Bee-free honey is tasty, and it’s a win for vegans and new moms. But whether or not it could solve complex food system problems, like pollinator biodiversity, remains unclear. Still, there’s appetite for this tech-driven alternative: the startup has raised $7.2 million from investors who see this as climate positive. And the brand dreams of helping companies like Kind use its bee-free honey in their bars or General Mills in making vegan Honey Nut Cheerios.

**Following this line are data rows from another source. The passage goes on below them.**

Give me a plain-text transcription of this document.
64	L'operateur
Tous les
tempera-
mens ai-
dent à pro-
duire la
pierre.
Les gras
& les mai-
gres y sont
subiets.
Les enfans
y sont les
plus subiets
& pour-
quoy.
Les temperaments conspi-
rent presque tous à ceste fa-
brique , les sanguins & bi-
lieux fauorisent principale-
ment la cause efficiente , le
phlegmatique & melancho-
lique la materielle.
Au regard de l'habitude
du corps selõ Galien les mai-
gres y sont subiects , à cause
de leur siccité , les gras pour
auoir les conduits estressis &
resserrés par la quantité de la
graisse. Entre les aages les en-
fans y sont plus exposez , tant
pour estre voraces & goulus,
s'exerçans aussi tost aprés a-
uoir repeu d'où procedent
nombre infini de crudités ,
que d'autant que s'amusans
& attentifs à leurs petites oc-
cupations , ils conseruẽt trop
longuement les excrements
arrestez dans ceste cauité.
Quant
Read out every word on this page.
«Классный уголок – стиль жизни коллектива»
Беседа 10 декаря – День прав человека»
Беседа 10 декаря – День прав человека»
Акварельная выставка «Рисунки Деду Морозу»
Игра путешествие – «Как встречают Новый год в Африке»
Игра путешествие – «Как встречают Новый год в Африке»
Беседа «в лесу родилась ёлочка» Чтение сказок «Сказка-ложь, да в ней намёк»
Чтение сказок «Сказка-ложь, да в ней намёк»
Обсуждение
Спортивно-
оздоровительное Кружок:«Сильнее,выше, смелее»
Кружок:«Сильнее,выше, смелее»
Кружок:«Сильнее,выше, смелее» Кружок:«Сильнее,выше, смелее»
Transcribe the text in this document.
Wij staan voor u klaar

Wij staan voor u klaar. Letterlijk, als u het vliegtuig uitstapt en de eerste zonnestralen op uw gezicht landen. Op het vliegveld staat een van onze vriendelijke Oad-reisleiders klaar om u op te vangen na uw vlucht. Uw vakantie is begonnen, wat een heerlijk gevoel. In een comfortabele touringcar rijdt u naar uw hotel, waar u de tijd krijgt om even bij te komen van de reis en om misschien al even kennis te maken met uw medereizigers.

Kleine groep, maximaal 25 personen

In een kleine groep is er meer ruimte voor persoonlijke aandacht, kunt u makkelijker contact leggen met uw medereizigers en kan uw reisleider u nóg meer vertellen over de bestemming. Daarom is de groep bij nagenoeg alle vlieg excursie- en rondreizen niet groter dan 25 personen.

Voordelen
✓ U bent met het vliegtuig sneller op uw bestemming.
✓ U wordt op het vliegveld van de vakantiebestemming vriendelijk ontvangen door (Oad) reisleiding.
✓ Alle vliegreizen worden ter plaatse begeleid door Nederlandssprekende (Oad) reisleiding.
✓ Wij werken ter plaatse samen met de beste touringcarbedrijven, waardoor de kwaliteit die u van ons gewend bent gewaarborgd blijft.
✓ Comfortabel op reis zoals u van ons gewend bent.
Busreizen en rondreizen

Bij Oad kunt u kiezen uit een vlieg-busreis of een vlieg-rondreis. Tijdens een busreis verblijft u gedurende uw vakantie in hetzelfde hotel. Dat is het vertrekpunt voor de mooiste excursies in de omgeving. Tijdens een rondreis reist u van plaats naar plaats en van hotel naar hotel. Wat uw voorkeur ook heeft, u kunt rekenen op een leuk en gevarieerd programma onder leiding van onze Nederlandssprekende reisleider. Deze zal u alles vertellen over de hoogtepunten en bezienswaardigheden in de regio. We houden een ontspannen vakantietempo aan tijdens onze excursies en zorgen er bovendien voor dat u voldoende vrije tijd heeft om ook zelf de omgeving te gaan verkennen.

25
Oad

But McAfee wonders: Will we still be able to enjoy one of nature’s most delightful foods knowing it was engineered in a lab? “The fact that honeybees can gather so much nectar from different places, put it in their neat little combs, and ripen it for long term storage, all before we get to enjoy it in our tea and cereal is a near-magical feat.”

In my experience, that same surprise and delight can come from science too. We needn’t pit one sweet nectar over the other, but rather consider bee-less honey a solution that may be additive to our lives. I’m not vegan yet, but the deeper into food tech my reporting takes me, the more possible it seems. In the meantime I have all the ingredients to whip up that spicy, delicious, “honey’-drenched cornbread.